Queen Victoria: Demon Hunter
- First Edition Cover, 2009
- Author: A.E. Moorat
- Language: English
- Genre: Comic novel, historical fiction
- Published: 15 October 2009 Hodder & Stoughton, London
- Publication place: United Kingdom
- Media type: Print (Paperback)
- Pages: 374 pp
- ISBN: 978-1-4447-0026-8
- Followed by: Henry VIII: Wolfman

= Queen Victoria: Demon Hunter =

2009 novel by A. E. Moorat

Queen Victoria: Demon Hunter is a 2009 novel by A. E. Moorat.
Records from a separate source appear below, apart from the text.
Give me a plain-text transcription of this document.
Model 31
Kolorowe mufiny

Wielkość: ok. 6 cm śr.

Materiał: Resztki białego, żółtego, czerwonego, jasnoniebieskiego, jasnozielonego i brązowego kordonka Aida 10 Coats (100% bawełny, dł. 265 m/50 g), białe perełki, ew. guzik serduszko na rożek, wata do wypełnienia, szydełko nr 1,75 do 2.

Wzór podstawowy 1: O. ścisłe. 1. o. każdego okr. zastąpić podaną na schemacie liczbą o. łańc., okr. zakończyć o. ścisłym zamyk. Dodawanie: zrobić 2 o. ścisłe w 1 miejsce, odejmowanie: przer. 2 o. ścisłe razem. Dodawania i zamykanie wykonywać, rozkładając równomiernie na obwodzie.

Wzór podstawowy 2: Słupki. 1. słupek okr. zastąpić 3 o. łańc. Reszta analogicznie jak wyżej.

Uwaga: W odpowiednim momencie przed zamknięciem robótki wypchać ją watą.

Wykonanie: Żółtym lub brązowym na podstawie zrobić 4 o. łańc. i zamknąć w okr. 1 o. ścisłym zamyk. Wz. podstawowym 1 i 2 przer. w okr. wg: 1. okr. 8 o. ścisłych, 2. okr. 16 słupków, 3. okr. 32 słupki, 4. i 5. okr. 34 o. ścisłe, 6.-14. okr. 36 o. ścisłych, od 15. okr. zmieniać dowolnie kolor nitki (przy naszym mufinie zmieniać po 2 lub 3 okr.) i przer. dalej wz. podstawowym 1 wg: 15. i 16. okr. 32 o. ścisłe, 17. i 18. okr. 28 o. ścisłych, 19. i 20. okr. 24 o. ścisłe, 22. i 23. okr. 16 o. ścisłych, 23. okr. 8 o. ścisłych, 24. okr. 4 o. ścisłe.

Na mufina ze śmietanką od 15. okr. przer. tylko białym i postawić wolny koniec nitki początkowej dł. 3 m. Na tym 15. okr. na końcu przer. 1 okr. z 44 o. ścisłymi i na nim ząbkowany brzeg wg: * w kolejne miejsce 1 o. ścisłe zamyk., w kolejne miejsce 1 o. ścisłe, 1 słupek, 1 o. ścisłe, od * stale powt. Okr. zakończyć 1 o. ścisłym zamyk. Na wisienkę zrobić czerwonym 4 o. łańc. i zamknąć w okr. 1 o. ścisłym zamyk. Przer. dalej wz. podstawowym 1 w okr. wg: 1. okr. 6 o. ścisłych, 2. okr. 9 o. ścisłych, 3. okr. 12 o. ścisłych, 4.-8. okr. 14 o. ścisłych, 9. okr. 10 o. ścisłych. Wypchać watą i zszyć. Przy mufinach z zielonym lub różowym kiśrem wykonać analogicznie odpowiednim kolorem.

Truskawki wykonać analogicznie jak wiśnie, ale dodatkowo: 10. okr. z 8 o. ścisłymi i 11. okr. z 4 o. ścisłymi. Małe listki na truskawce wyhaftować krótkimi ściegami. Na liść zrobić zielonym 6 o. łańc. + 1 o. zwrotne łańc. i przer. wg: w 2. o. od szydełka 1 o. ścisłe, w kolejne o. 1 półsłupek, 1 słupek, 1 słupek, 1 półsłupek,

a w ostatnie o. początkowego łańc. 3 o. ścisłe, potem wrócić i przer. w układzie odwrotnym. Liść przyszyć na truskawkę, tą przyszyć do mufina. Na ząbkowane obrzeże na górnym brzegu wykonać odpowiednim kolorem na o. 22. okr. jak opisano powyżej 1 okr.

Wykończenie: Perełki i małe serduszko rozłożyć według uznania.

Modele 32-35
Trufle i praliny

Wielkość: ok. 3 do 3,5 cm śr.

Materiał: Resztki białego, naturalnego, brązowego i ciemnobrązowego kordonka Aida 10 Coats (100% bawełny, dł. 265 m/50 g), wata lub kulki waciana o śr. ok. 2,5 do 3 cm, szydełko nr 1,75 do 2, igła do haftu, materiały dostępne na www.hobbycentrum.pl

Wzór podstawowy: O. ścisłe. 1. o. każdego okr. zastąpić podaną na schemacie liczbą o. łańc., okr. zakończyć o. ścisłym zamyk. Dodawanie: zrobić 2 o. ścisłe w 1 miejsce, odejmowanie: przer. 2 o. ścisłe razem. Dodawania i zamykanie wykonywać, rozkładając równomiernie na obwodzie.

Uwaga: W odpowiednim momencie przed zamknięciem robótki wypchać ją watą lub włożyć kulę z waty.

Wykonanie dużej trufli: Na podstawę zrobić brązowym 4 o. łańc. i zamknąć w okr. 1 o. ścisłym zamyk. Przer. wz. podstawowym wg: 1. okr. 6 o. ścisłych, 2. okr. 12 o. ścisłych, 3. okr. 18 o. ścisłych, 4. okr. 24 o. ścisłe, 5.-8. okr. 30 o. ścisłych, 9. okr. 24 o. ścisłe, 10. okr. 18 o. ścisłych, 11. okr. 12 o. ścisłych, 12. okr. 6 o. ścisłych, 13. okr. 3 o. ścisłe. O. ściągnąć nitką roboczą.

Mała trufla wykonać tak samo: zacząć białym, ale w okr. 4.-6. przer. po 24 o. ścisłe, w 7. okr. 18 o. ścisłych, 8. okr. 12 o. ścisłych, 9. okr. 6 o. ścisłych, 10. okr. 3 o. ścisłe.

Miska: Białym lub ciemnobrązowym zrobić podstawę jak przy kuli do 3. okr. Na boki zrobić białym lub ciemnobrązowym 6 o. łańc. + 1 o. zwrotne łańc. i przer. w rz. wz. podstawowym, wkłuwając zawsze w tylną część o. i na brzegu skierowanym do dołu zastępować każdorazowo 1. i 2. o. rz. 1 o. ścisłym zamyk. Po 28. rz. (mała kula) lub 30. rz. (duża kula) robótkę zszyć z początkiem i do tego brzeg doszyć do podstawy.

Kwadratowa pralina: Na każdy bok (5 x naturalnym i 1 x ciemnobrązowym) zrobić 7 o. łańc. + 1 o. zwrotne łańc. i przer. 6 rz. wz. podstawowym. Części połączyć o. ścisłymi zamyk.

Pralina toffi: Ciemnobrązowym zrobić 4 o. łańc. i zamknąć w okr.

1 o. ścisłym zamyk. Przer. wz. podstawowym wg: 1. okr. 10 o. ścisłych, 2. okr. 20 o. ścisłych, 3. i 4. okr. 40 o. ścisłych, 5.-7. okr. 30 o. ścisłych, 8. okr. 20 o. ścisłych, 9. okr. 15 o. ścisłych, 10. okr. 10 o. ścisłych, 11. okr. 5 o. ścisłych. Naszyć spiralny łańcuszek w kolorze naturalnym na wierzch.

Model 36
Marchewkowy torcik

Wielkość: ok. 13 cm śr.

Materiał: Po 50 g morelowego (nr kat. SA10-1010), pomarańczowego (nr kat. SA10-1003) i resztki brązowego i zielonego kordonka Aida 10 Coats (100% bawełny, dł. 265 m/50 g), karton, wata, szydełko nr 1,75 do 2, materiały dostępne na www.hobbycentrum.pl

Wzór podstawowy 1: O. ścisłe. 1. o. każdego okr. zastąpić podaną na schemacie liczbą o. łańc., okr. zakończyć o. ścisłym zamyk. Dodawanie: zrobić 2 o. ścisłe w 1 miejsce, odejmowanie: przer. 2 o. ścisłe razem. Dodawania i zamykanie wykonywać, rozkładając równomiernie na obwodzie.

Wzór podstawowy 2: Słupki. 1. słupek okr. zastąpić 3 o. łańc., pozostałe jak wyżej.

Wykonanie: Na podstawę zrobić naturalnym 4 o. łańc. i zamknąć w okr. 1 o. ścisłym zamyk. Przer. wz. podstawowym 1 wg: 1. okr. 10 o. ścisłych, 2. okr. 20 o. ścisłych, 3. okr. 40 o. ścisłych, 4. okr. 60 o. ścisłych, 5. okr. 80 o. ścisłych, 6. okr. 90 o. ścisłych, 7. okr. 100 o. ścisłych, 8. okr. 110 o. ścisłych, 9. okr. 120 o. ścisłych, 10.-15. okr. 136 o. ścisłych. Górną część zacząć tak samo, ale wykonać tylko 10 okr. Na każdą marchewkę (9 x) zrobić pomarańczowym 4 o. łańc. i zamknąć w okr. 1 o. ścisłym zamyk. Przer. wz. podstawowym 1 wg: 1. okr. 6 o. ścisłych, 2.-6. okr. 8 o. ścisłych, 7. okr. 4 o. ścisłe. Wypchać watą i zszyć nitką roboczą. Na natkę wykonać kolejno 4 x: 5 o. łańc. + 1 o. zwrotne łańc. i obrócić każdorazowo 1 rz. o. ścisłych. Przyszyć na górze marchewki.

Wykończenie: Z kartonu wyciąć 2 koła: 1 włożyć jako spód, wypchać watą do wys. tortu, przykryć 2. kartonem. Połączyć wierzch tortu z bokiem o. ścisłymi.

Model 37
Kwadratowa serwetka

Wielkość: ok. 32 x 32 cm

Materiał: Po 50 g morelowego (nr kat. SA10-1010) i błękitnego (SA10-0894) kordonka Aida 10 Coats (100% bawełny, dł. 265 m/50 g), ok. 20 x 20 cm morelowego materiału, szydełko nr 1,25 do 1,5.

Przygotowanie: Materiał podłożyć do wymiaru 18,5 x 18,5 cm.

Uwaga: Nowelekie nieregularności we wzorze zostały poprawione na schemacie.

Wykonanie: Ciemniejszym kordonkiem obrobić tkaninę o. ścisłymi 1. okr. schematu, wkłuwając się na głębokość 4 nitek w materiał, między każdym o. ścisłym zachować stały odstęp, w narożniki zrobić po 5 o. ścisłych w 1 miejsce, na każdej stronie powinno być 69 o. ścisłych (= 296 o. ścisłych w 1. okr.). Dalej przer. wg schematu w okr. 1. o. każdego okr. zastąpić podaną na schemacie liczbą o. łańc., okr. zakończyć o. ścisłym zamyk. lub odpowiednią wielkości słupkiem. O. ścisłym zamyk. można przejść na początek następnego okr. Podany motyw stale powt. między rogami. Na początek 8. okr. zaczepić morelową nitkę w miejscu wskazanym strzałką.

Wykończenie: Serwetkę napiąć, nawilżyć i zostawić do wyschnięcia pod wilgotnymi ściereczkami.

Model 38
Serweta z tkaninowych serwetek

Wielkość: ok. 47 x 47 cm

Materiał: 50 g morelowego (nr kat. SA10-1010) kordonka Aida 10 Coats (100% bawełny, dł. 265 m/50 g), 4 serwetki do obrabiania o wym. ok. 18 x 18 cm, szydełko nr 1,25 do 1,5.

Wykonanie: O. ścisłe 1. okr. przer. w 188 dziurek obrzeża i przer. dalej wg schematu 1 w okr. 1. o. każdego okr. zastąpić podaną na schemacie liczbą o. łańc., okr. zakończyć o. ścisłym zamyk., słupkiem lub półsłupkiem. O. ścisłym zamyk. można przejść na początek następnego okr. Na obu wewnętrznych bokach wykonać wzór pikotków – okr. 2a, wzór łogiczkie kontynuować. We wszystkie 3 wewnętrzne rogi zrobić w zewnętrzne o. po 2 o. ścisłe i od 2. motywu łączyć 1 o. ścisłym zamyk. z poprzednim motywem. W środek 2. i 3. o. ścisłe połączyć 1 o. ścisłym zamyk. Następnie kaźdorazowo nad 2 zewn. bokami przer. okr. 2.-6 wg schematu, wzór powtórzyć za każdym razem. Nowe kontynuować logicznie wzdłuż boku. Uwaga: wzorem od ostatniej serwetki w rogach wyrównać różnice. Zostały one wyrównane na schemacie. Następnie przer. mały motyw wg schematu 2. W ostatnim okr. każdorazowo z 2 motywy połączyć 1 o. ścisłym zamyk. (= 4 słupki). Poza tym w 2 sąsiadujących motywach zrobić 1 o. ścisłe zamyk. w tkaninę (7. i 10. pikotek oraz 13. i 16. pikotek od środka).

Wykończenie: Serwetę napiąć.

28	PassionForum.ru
It is a story based on the life of Queen Victoria, but incorporating a fictional account of her dealings with demons.

==Plot summary==
Victoria becomes the Queen of the United Kingdom following the death of her uncle William IV in 1837. However, she is soon thrown into a fight she did not expect: a war with demons.

==Historical characters==
- Queen Victoria: the queen regnant of the United Kingdom of Great Britain and Ireland from 20 June 1837, and the first Empress of India of the British Raj from 1 May 1876 until her death on 22 January 1901.
- Lord Melbourne: Prime Minister of the United Kingdom in 1834 and from 1835 to 1841.
- Maggie Brown: The servant to the Queen.
- Prince Albert: Prince Consort of the United Kingdom from 1840 until his death in 1861.
- John Conroy: A British army officer who became the chief attendant of the Duke and Duchess of Kent, who were the parents of Queen Victoria.

==Fictional characters==
- Lord Quimby: A lord who has a manservant and who also is bribed.
- Perkins: Manservant to Lord Quimby, who later on in the story becomes a zombie.
- McKenzie: Journalist who bribes Lord Quimby.

== Reception ==
Commending the "beautiful romance" depicted between Victoria and Albert, Library Journal said in its review that "The story, told with delightful, understated British humor, is not for the squeamish... The zombie scenes are especially disgusting, as zombies have appalling table manners."